Il Servizio sanitario nazionale (SSN) italiano, istituito con la Legge 833 del 1978, opera ufficialmente secondo i valori dell’universalità (tutti hanno diritto a essere curati e la salute è un bene individuale e collettivo), dell’uguaglianza (tutti devono essere curati, a prescindere dalle condizioni socioeconomiche) e dell’equità (tutti devono avere le stesse opportunità di accesso alle prestazioni sanitarie). Nei suoi primi anni di vita, è stato elogiato per la sua capacità di garantire cure di alta qualità a una vasta popolazione.
Purtroppo, però, il SSN oggi affronta sfide significative, attraversando un rapido declino.
Le cause sono varie: i numerosi tagli di bilancio avvenuti negli ultimi decenni, che hanno ridotto drasticamente le risorse disponibili; l’invecchiamento della popolazione che ha incrementato la domanda di assistenza; la migrazione dei professionisti all’estero, alla ricerca di retribuzioni adeguate e condizioni di lavoro dignitose non garantite dal nostro Paese, con conseguente carenza di personale; le disparità regionali e le estenuanti pratiche burocratiche, a causa delle quali molti cittadini faticano a ottenere cure tempestive e/o appropriate. I tempi delle liste d’attesa per le prestazioni sanitarie sono talmente lunghi da costituire un rischio per la salute e, spesso, i servizi pubblici di sanità mentale esistono solo come servizi “fantasma”.
Quest’ultimo aspetto è dovuto, in parte, anche alla tendenza a sottovalutare l’importanza del benessere psicologico e del corretto funzionamento cognitivo, e al fatto che alcune condizioni cliniche sono socialmente accettate solo per determinate fasce d’età. Ad esempio, l’Azienda Sanitaria Locale (ASL) di Torino mette a disposizione degli adulti Centri specializzati nella diagnosi e nella cura del disturbo da deficit dell’attenzione e dell’iperattività (ADHD), più facilmente diagnosticabile in età scolare. Purtroppo, la lista d’attesa per chi fa richiesta oggi è di almeno due anni e, come per altre patologie, l’ASL in questo caso rappresenta l’unico ente autorizzato a erogare legalmente la diagnosi e la terapia.
Anche ottenere supporti indispensabili per l’autonomia, come la sedia a rotelle o l’assistenza familiare per chi ha persino il 100% di invalidità fisica, appare un’impresa ardua: la lentezza procedurale suggerisce quasi si tratti di beni di lusso.

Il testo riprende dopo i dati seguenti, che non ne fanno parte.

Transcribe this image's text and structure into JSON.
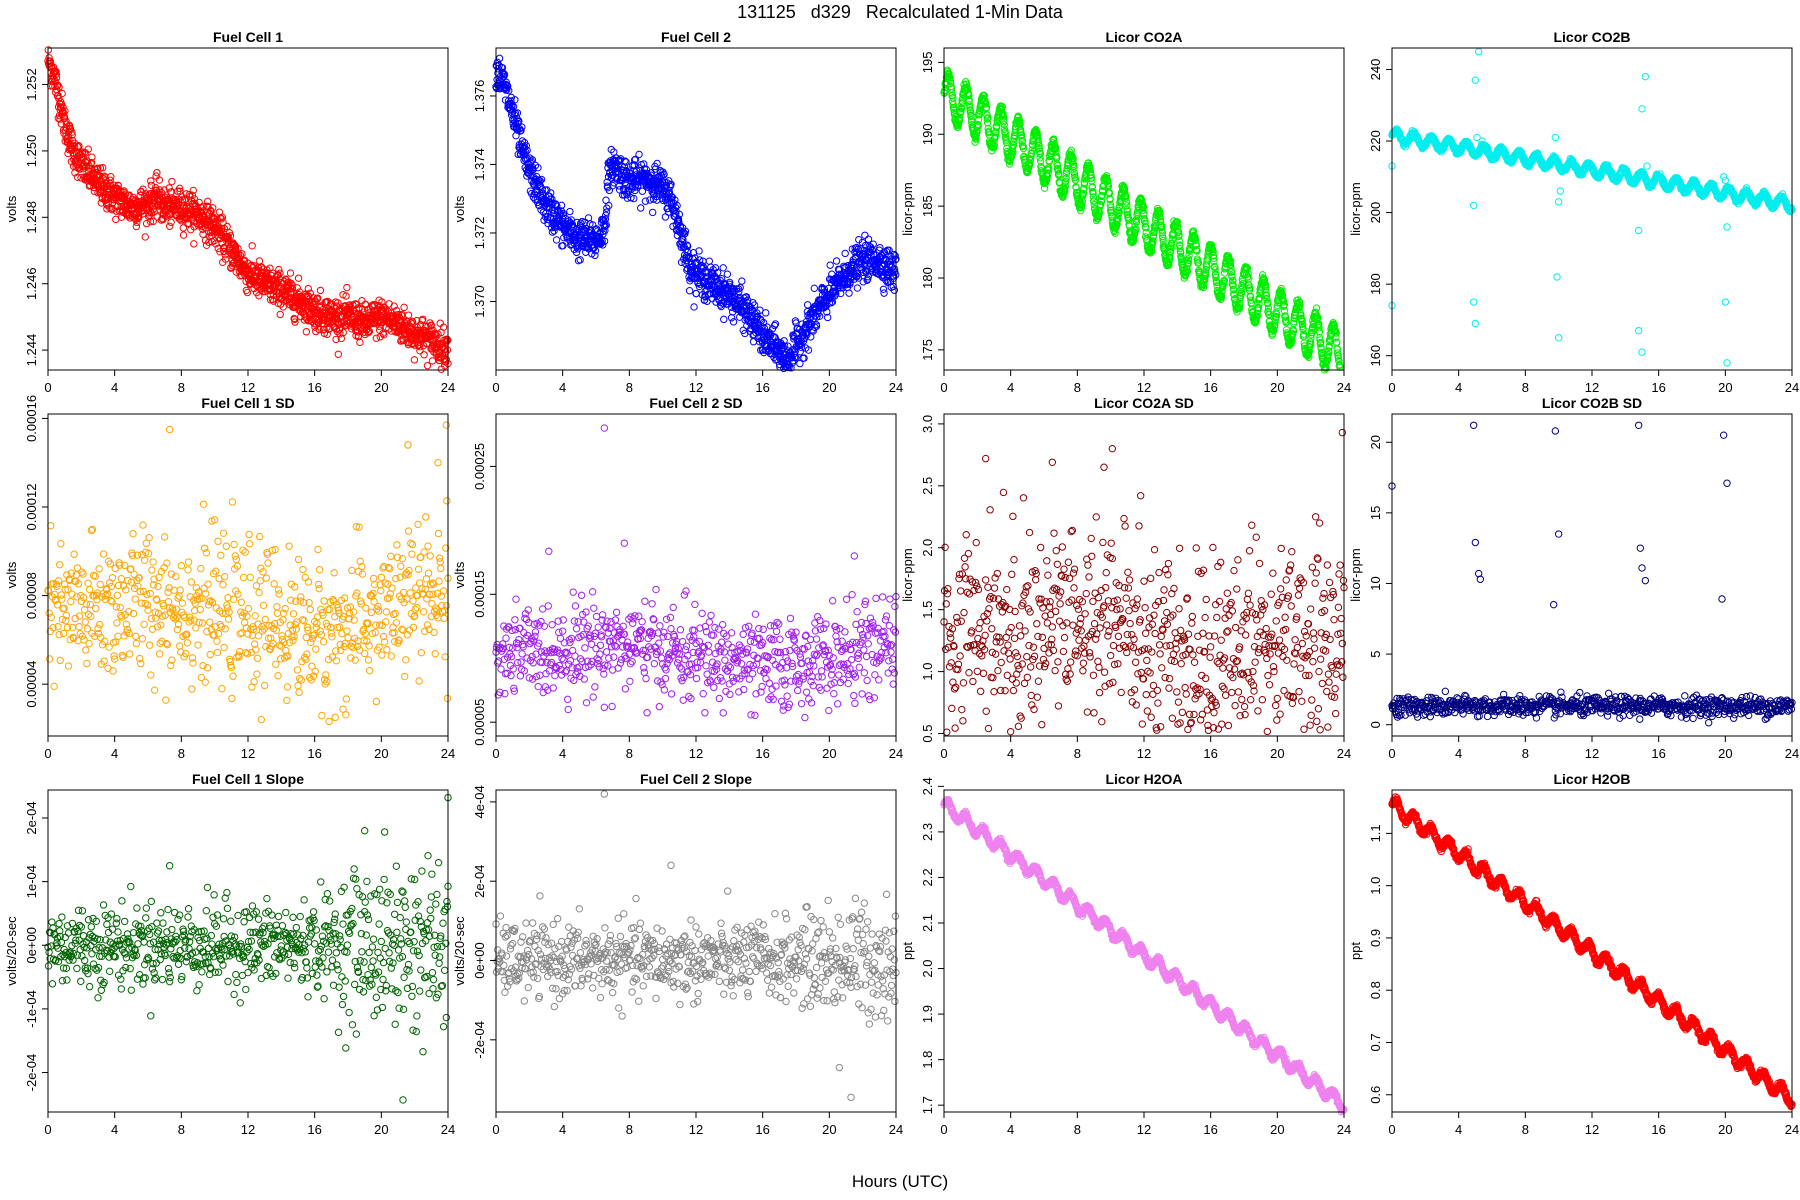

Di conseguenza, i cittadini che possono permetterselo ricorrono alla sanità privata, creando così un accesso differenziato per cui chi dispone di maggiori risorse economiche riceve cure migliori e più rapide, mentre chi ha reddito basso deve accontentarsi dei servizi pubblici, ricevendo, quando accade, un’assistenza inadeguata e spesso negligente.
Ciò naturalmente comporta un aumento dei prezzi dei servizi privati che, in concomitanza con il disinvestimento nel pubblico, rende la sanità accessibile a un’élite sempre più ristretta di persone.
Il disimpegno verso la sanità si manifesta anche nell’insufficiente investimento nella ricerca medica, che colloca l’Italia in una posizione sempre più arretrata rispetto agli altri Paesi europei, rendendo necessario un significativo aumento dei fondi per raggiungere gli standard continentali.
È importante evidenziare che, per quanto riguarda la spesa sanitaria pubblica, il nostro Paese occupa l’ultima posizione nel G7 (composto da Germania, Francia, Regno Unito, Giappone, Stati Uniti e Canada), con una tendenza al deterioramento che rischia seriamente di compromettere il diritto costituzionale alla salute.